Some analysts believe that much of the black budget funds the operations of intelligence agencies, such as the Central Intelligence Agency, National Security Agency, National Reconnaissance Office and many new small units that have sprung up in the aftermath of 9/11. Some of the identifiable items within the classified world are strongly linked to particular intelligence activities. The long-standing anomaly in US Air Force (USAF) missile-procurement accounts funds intelligence-gathering spacecraft; it shrank considerably from FY06 to FY07, reflecting the restructuring of the troubled Future Imagery Architecture project for a new generation of radar and electro-optical spy satellites.
Where did the work lead?
Military space systems have been funded in the black world since the 1960s and still are likely to account for a large proportion of black-world funds, but whether they include a massive two-stage-to-orbit re-usable space reconnaissance-strike system remains to be seen. Such a system might be technically feasible, but even in small numbers it would be hard to conceal and it would be unlikely that it would be permitted to operate over metropolitan or suburban areas at low altitudes in daylight, as reports suggested.
The hypothesis, however, that a high-speed system of some kind was developed in the 1980s is still supported by evidence, although much of it is circumstantial. Unusual sonic booms over southern California in the early 1990s, and over other places since, remain unexplained. A leading sonic boom expert who has reviewed the California boom tracks believes that they were produced by vehicles following a Shuttle-type landing profile.
Both the booms and the best eyewitness account of what may have been a secret aircraft over the North Sea in 1989 are consistent with reasonable security measures.

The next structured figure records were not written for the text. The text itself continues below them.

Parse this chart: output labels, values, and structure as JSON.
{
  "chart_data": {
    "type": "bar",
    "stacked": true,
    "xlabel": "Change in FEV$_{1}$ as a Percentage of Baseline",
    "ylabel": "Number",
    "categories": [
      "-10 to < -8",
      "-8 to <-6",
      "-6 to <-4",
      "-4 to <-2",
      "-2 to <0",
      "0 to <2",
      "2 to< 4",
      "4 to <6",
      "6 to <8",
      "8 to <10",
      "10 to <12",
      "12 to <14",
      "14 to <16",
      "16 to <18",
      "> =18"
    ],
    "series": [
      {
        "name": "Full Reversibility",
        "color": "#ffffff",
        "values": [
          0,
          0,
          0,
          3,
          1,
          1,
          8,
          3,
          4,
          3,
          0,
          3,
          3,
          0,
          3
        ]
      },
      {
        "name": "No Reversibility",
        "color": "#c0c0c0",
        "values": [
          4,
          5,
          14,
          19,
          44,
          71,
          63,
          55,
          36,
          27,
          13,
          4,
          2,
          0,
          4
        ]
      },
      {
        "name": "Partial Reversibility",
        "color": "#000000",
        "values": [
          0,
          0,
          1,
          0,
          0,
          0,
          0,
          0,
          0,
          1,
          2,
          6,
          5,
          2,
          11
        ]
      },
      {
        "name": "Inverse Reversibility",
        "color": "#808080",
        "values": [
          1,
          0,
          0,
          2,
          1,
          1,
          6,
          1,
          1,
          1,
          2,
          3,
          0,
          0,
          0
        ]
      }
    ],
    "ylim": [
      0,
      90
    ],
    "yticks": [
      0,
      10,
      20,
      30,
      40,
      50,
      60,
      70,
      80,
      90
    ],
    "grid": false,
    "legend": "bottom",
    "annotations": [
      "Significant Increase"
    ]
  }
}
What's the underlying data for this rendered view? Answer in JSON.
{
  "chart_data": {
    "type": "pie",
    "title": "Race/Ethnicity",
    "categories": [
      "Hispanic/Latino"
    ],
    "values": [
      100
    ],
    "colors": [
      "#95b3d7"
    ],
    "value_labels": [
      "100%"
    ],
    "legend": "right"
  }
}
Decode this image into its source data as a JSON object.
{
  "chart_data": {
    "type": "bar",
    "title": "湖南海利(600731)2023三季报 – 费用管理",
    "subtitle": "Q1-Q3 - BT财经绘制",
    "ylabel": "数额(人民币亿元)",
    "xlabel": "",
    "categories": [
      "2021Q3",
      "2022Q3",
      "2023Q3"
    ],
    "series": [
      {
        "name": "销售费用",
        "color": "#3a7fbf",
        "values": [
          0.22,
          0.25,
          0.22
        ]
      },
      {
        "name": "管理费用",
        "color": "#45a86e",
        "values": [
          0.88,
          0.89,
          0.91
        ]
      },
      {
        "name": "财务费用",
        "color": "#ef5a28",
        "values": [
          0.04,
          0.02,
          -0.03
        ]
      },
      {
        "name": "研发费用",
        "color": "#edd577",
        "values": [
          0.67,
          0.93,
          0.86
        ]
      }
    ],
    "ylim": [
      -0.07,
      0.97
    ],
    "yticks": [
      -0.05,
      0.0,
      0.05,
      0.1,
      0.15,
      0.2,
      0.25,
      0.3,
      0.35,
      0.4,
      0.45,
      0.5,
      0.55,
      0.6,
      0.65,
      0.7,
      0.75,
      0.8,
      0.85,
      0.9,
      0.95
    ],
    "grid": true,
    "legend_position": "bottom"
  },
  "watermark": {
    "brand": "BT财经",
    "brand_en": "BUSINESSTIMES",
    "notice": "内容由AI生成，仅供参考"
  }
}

The booms were recorded in detail by a seismograph network that the USAF had no way of knowing was being used for that purpose and the sighting was far out over open water, where the risk of a chance encounter with a trained observer was minimal.
No direct evidence of such a project has emerged since the early 1990s, which means one of three things; it was cancelled soon after it was reported; or it has continued to operate on a spacecraft-like schedule, making very few sorties in response to high-priority national requirements.